Tuesday, July 22, 2008

That crazy raven.


When I went to the library this evening at 5:30, I looked for the raven out back, in the car park. He wasn't anywhere that I could see, and so I strode on into the building, through the revolving door that they've opened so that its glass panels bisect its circular space and let some air into the stifling entrance hall, past the portrait of the bookseller "universally known as 'Maps,'" through the security turnstile and up the steps into the stacks. Here, there, to the books, to the photocopier, around the library I went, happy in the fact that the building isn't air-conditioned (or doesn't have its air-conditioning on, because the weather doesn't require it) and thus windows are open all over the place and a breeze can play through. I balanced out my books again (three returns; three check-outs; a constant total of five in my possession) and strode back out of the building.

And found the raven standing on the low wall that separates the front lawn from the parking area for bicycles.

I thought about walking up to him, to see what he would do, but I remembered his apparent fearlessness beside the walking couple yesterday. As I walked past him, much nearer than I'd gotten yesterday, I realized how big ravens' beaks are. He didn't flinch as I walked past. A few feathers in his crown were askew, giving him a slightly mad look. Genially mad, but mad nonetheless.

I looked back a couple of times as I walked away from him, along the wall on which he was still standing. The third time I looked back, he wasn't there: he'd hopped down and strutted right up to a couple who'd just left the building. He pecked at the man's shoe, looked up at them expectantly. The woman leaned down, brushing her thumb against two of her fingers, the way you do when you try to call a cat to you. The raven looked at her hand.


I turned around and kept going, saying to myself, that crazy bird.

And then, as I rounded the corner of the library's front, a woman ran past me toward the back corner of the library, where I'd seen the bird yesterday. "He's up here! He's up here!" she was calling to an older woman who was coming along the side of the building.
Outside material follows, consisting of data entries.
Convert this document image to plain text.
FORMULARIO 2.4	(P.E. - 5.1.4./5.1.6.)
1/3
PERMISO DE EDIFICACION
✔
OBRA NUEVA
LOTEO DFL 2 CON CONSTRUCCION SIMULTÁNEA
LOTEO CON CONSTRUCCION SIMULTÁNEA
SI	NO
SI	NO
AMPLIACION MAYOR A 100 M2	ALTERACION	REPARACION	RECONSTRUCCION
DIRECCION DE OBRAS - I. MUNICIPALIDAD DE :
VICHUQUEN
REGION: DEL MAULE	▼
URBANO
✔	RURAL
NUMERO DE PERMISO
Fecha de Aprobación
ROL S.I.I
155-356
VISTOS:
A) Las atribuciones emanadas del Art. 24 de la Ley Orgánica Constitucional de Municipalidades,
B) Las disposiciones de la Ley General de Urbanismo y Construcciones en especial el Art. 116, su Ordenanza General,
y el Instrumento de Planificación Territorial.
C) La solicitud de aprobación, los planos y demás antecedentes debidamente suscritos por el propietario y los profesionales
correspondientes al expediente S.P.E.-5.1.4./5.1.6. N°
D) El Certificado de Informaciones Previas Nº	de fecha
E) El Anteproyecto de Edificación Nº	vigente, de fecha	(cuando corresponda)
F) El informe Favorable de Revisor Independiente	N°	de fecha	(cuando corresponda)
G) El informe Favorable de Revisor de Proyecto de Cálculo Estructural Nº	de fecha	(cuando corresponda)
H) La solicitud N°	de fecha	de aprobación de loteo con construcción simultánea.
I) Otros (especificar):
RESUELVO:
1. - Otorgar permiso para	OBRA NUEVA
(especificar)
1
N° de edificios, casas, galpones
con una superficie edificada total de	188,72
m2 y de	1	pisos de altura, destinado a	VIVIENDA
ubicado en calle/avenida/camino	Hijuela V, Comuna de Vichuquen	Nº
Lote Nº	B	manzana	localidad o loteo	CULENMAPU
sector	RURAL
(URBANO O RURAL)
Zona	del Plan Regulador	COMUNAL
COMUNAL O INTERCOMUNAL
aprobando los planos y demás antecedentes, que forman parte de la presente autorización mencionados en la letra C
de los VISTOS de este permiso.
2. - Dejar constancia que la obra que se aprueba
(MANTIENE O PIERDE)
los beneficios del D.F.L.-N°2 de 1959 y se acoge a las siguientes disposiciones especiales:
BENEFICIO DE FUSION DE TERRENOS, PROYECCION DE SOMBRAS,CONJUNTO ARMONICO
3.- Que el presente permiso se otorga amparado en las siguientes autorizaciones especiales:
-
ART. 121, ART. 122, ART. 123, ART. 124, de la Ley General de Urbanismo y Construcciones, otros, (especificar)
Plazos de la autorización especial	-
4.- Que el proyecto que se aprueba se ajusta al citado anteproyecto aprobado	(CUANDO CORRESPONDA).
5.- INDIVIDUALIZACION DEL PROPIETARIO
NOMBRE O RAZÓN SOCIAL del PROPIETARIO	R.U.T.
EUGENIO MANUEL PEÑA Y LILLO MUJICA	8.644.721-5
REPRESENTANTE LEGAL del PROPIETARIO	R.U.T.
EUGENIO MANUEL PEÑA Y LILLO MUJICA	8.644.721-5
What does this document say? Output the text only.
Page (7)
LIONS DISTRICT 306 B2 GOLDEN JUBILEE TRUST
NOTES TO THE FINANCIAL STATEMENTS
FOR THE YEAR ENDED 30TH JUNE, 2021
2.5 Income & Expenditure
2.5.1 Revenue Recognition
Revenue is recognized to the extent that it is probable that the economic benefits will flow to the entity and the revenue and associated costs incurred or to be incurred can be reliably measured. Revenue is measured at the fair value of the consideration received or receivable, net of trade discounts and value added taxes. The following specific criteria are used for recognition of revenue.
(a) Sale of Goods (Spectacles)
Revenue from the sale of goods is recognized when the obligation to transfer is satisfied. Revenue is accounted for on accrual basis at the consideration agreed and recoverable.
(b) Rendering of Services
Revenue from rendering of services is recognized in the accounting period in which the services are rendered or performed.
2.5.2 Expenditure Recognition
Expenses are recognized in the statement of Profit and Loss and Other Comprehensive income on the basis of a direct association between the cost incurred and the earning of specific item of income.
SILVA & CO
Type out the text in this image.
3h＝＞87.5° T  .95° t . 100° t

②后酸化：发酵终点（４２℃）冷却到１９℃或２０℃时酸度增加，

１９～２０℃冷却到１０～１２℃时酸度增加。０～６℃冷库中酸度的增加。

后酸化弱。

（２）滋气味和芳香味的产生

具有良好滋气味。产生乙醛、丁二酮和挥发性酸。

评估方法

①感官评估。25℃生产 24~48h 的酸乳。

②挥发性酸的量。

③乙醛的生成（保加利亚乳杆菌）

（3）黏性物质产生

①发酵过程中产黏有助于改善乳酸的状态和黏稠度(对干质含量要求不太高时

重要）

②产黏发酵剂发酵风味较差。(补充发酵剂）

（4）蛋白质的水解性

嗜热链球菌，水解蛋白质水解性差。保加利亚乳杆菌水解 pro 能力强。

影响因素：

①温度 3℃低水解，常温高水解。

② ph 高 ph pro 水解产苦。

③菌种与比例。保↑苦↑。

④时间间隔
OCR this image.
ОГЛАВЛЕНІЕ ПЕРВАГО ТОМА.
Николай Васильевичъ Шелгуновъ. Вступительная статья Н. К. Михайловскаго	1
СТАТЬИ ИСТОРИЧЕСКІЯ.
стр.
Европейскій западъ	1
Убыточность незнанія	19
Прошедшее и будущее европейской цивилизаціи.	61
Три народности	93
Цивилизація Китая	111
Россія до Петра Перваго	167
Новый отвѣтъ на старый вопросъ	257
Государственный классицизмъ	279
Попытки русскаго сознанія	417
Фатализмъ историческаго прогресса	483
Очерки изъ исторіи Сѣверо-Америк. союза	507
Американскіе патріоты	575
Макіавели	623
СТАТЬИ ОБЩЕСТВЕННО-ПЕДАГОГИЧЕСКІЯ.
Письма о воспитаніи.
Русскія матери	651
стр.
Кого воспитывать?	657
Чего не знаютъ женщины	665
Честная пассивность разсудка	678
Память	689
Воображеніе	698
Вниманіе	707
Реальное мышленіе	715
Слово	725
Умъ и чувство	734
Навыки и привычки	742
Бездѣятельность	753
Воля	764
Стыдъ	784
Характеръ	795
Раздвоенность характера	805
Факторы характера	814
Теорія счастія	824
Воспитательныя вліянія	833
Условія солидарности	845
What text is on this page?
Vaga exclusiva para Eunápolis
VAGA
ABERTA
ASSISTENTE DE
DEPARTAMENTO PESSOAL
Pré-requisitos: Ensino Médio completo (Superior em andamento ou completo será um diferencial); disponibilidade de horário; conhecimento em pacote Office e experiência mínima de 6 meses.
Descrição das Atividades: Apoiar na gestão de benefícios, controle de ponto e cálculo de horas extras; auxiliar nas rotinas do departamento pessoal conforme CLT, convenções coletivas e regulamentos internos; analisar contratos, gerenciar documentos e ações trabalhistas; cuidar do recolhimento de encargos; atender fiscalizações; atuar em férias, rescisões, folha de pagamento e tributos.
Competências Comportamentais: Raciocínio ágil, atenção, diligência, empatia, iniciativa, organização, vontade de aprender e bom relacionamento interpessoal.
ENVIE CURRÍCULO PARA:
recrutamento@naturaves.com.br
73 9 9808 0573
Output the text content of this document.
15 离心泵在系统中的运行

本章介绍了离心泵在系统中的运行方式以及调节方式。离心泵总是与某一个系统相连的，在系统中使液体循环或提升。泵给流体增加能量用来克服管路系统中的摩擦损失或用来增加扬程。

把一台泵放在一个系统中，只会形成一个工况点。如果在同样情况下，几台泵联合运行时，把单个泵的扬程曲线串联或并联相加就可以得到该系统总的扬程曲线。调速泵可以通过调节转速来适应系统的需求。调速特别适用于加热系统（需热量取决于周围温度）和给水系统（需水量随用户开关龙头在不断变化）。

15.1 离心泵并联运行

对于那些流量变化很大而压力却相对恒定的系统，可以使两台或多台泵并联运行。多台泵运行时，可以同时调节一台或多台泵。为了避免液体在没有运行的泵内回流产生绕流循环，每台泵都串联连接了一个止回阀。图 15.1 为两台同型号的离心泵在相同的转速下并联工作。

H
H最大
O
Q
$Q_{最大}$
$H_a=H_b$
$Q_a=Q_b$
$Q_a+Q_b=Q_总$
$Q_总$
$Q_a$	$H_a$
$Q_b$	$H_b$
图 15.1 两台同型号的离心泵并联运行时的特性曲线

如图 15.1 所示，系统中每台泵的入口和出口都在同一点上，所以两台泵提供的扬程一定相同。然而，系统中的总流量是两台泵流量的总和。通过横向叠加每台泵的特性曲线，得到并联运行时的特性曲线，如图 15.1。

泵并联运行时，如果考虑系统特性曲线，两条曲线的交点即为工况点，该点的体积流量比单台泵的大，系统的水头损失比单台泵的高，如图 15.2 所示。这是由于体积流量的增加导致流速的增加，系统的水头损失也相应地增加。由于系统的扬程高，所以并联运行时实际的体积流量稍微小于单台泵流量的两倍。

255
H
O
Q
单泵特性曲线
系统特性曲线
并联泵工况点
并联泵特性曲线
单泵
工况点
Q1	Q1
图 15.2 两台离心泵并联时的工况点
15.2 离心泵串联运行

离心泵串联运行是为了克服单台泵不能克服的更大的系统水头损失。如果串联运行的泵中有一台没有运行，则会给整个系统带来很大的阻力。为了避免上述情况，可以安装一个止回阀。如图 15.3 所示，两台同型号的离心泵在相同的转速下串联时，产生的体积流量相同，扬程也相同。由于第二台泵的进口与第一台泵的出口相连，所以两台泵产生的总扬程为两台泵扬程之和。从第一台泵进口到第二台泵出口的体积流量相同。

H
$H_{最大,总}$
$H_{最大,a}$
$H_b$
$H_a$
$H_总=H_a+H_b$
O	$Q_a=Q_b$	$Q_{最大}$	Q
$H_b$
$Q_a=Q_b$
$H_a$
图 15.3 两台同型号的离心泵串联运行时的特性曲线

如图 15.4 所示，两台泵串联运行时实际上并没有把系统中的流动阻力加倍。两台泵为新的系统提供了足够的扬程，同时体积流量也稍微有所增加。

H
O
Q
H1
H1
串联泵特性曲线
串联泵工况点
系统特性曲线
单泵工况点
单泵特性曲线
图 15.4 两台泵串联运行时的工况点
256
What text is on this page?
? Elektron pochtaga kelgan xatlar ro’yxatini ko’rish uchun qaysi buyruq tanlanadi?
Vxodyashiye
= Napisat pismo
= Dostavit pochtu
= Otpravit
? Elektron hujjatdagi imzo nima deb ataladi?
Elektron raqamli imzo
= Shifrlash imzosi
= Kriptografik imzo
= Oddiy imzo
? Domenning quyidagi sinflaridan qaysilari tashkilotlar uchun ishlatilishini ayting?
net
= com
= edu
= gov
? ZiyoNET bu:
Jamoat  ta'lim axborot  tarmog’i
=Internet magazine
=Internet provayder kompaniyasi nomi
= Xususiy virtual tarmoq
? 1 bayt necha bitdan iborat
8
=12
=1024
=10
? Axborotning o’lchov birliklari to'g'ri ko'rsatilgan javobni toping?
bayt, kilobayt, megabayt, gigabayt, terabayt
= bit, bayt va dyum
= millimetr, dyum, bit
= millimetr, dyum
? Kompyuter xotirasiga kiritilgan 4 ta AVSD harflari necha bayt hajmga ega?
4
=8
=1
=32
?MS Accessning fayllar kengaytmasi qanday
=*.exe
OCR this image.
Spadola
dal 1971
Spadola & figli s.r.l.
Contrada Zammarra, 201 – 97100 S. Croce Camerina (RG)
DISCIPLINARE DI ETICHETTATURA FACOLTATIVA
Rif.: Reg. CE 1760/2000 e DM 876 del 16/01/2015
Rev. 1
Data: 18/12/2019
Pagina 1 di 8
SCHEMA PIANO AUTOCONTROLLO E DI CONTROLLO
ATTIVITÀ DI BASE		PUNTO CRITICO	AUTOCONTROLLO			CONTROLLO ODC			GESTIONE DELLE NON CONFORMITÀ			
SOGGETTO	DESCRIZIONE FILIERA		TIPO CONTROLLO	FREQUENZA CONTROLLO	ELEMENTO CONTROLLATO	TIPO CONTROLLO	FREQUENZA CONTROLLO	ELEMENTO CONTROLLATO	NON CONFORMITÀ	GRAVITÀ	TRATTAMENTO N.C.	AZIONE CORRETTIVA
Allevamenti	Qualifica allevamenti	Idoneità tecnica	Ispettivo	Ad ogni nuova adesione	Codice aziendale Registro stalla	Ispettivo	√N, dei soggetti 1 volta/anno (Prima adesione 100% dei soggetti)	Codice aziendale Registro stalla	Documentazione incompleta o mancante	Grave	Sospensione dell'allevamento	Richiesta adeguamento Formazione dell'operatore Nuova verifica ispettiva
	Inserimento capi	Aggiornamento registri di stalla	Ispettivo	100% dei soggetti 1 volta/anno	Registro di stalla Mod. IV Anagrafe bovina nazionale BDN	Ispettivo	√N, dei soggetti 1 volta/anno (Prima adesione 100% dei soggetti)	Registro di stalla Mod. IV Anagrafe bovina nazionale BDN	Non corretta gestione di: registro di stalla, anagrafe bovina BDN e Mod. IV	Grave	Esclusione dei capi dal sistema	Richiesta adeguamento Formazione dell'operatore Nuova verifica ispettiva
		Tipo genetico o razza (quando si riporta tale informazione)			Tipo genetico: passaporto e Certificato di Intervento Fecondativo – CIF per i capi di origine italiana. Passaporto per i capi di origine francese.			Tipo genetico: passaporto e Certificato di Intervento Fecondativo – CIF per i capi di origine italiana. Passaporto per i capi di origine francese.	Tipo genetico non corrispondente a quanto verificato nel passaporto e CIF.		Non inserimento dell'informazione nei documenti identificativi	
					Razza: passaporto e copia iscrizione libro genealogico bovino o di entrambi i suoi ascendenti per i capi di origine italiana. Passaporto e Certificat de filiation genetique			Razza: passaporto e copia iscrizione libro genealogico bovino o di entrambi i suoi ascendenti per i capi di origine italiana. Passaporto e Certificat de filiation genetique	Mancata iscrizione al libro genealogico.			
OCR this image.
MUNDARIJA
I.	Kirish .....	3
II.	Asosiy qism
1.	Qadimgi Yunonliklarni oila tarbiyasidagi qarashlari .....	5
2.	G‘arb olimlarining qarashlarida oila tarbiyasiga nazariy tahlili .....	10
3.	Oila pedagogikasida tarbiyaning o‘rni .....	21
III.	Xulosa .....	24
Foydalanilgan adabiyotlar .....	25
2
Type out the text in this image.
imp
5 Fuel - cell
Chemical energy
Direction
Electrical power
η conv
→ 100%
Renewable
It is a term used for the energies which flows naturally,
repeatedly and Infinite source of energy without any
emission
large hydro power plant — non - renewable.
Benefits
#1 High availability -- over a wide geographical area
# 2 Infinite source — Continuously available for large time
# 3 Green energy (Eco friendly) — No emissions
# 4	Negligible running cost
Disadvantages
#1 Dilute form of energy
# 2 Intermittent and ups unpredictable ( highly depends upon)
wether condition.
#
"Are you talking about that raven?" I asked them. They nodded. "Is he sick?" I asked. I've been wondering this since yesterday: does this bird have some kind of illness that makes it fearless?


"No," the older woman replied. "It's just got tamed, somehow. Someone must've been feeding him. He's had a good meal already today. But it's not good for him, see, because now he's in danger from everything else." They explained that he usually hangs about in the back of the library, and that he doesn't seem to be able to get much higher than a low wall's height; they nearly always see him just walking around down on the ground.


"Thanks for your interest!" they called back to me as I headed home, and as they headed to the front of the building to check on their bird.

If I go back tomorrow, I'll take my camera; I'm betting he's good at posing, too.

1 Comments:

Blogger Boricua en la Luna said...

Poor, tame raven. This summer, when I went to Oregon to deliver my Monster, I learned that some birds of prey will "imprint" on humans and think that they are human, too. Or that humans are birds, I guess. That makes them unfit for the wild. I went to a raptor rescue center and they had a few ravens there. I wonder if there's a place like that in Cambridge where those women might take him so he's not in peril because maybe his wings have been clipped. This whole thing about the dangers of taming and being tamed reminds me of The Little Prince, which I always found to be such a heartbreaking story.